State Street reports no sole voting or dispositive power, with 7,659,682 shares subject to shared voting power and 8,190,767 shares subject to shared dispositive power. The firm states the shares were acquired and are held in the ordinary course of business, not for the purpose of changing or influencing control of Kratos.
Kratos Defense & Security Solutions executive David M. Carter, President of the DRSS Division, reported planned stock sales. On February 5, 2026, he sold a total of 4,000 shares of Kratos common stock in several open-market transactions at weighted average prices ranging roughly from the mid-$80s to the low-$90s per share, executed under a Rule 10b5-1 trading plan adopted on June 13, 2025. After these sales, he beneficially owned 77,826 shares, including 12,200 shares purchased through the company’s employee stock purchase plan, 4,165 shares held in a retirement account, and approximately 17 shares held through Kratos’s 401(k) plan.
Kratos Defense & Security Solutions EVP & CFO and director Deanna H. Lund reported selling a total of 5,000 shares of common stock on February 2, 2026 in a series of open-market transactions executed under a pre-arranged Rule 10b5-1 trading plan adopted on May 20, 2025.
The shares were sold in five tranches at weighted average prices ranging from $95.6279 to $100.6195, with underlying trade ranges detailed in the footnotes. Following these sales, Lund directly beneficially owns 274,983 shares, which include 16,626 shares purchased through the company’s Employee Stock Purchase Plan and approximately 19,596 shares held through the company’s 401(k) plan.
Kratos Defense & Security Solutions director Scot B. Jarvis reported open-market sales of common stock executed on January 28, 2026 under a pre-arranged Rule 10b5-1 trading plan adopted on September 15, 2025.
He sold 4,100 shares at a weighted average price of $118.1368 and 900 shares at a weighted average price of $118.9103. After these transactions, he directly held 100,417 shares of Kratos common stock.
The Vanguard Group filed an amended ownership report showing a significant stake in Kratos Defense & Security Solutions common stock as of December 31, 2025. Vanguard beneficially owned 16,487,162 shares, representing 9.76% of the outstanding common stock.
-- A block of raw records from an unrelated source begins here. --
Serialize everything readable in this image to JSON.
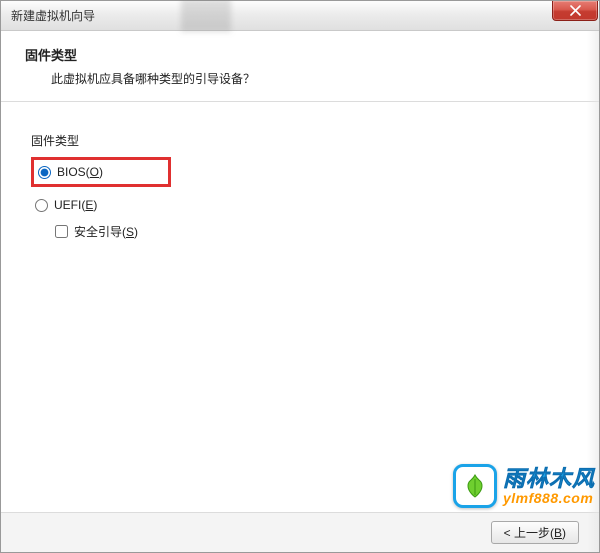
{
  "window": {
    "title": "新建虚拟机向导"
  },
  "header": {
    "title": "固件类型",
    "subtitle": "此虚拟机应具备哪种类型的引导设备？"
  },
  "group": {
    "label": "固件类型",
    "options": {
      "bios": {
        "label": "BIOS(",
        "mnemonic": "O",
        "suffix": ")",
        "selected": true
      },
      "uefi": {
        "label": "UEFI(",
        "mnemonic": "E",
        "suffix": ")",
        "selected": false
      }
    },
    "secureBoot": {
      "label": "安全引导(",
      "mnemonic": "S",
      "suffix": ")",
      "checked": false
    }
  },
  "buttons": {
    "back": {
      "label": "< 上一步(",
      "mnemonic": "B",
      "suffix": ")"
    }
  },
  "watermark": {
    "brand": "雨林木风",
    "url": "ylmf888.com"
  }
}
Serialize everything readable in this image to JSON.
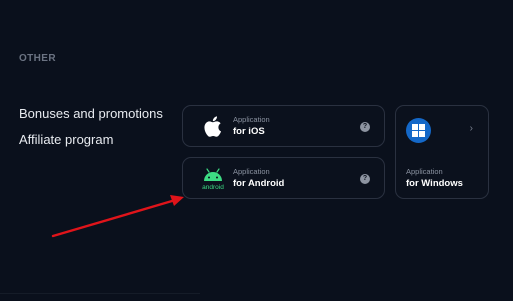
{
  "section": {
    "title": "OTHER"
  },
  "links": [
    {
      "label": "Bonuses and promotions"
    },
    {
      "label": "Affiliate program"
    }
  ],
  "apps": {
    "ios": {
      "sub": "Application",
      "main": "for iOS",
      "icon": "apple-icon"
    },
    "android": {
      "sub": "Application",
      "main": "for Android",
      "icon": "android-icon",
      "icon_text": "android"
    },
    "windows": {
      "sub": "Application",
      "main": "for Windows",
      "icon": "windows-icon"
    }
  },
  "info_glyph": "?",
  "chevron_glyph": "›",
  "colors": {
    "background": "#0a101c",
    "android_green": "#3ddc84",
    "windows_blue": "#1468c8",
    "annotation_arrow": "#e0141a"
  }
}
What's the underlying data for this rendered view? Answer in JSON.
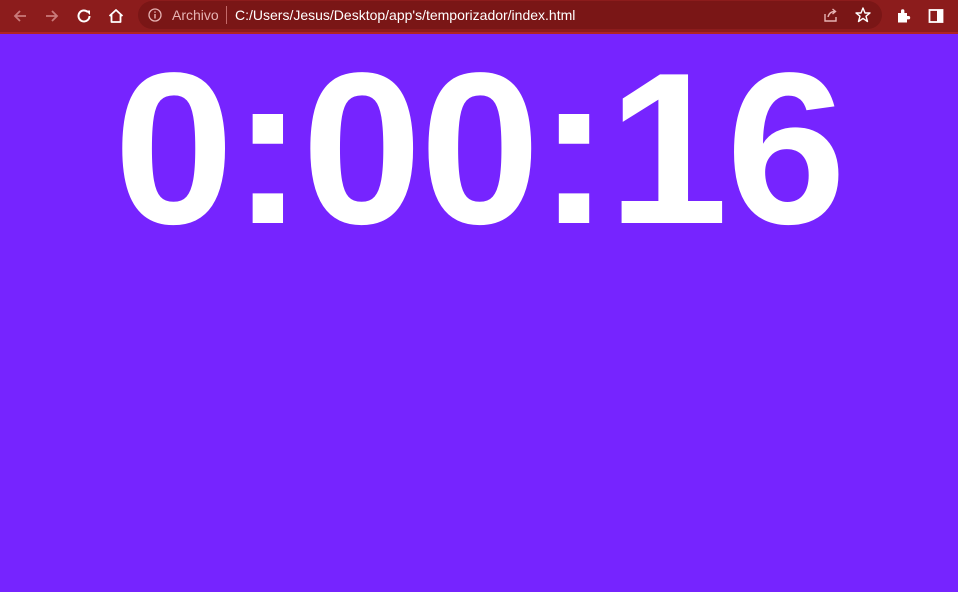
{
  "browser": {
    "scheme_label": "Archivo",
    "url": "C:/Users/Jesus/Desktop/app's/temporizador/index.html",
    "toolbar_color": "#8c1c1c"
  },
  "page": {
    "timer_text": "0:00:16",
    "background_color": "#7624ff",
    "text_color": "#ffffff"
  },
  "icons": [
    "back-icon",
    "forward-icon",
    "reload-icon",
    "home-icon",
    "info-icon",
    "share-icon",
    "star-icon",
    "extensions-icon",
    "side-panel-icon"
  ]
}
Vanguard reported no sole voting or dispositive power, with shared voting power over 1,392,293 shares and shared dispositive power over all 16,487,162 shares. The filing notes that Vanguard’s clients, including registered investment companies and other managed accounts, are entitled to dividends and sale proceeds, and no single other person has an interest in more than 5% of the class. Vanguard states the shares are held in the ordinary course of business and not for the purpose of influencing control of Kratos. The filing also explains an internal realignment effective January 12, 2026, after which certain Vanguard subsidiaries are expected to report beneficial ownership separately.
Kratos Defense & Security Solutions executive share sale: Steven S. Fendley, President, US Division, reported two open-market sales of company common stock on January 26, 2026.
He sold 2,968 shares at a weighted average price of $107.2752 and 4,032 shares at a weighted average price of $108.4899, all held directly. These transactions were executed under a pre-arranged Rule 10b5-1 trading plan adopted on May 12, 2025.
Following the reported sales, Fendley beneficially owned 341,631 shares of Kratos common stock, including approximately 2,285 shares held through the company’s 401(k) plan.